Delivering a July 21 keynote address at a gala dinner in Rome sponsored by the University of Notre Dame Law School’s Religious Liberty Initiative, Alito said that at first he did not plan on providing examples of criticisms to decisions handed down by foreign courts.

However, “I’ve had a few second thoughts over the last few weeks since I had the honor this term of writing I think the only Supreme Court decision in the history of that institution that has been lambasted by a whole string of foreign leaders who felt perfectly fine commenting on American law,” he said.

“One of these was former Prime Minister Boris Johnson, but he paid the price,” he said, insinuating that Johnson’s criticism of the court’s ruling led to his July 7 resignation.
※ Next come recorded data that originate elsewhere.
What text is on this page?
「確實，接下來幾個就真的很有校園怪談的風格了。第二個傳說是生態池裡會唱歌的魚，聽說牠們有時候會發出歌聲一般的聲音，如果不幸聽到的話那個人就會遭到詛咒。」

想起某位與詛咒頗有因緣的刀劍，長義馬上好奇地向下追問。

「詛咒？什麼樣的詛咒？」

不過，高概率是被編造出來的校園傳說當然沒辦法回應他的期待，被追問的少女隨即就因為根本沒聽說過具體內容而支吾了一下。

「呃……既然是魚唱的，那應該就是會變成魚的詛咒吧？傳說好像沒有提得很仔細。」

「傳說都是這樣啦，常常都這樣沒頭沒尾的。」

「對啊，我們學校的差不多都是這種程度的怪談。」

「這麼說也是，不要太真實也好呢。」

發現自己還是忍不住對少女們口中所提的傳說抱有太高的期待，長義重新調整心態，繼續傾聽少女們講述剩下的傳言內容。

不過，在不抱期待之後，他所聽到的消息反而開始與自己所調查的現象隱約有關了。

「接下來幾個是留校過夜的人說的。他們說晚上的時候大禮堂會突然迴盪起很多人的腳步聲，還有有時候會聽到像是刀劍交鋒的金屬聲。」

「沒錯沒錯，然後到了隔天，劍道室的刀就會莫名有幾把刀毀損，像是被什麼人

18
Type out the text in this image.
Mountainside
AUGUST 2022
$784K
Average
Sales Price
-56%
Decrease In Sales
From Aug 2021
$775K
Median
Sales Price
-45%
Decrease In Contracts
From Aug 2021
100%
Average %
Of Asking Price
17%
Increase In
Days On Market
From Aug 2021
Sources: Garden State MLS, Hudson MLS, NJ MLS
In his address, Alito also noted criticisms made by foreign leaders against the Supreme Court’s ruling, including French President Emmanuel Macron and Canadian Prime Minister Justin Trudeau.

The justice also said that in order to “win the battle to protect religious freedom in an increasingly secular society, we will need more than positive law.”

“Religious liberty is under attack in many places because it is dangerous to those who want to hold complete power,” Alito said.

Attacks against religious liberty, he added, also probably grow “out of something dark and deep in the human DNA: a tendency to distrust and dislike people who are not like ourselves.”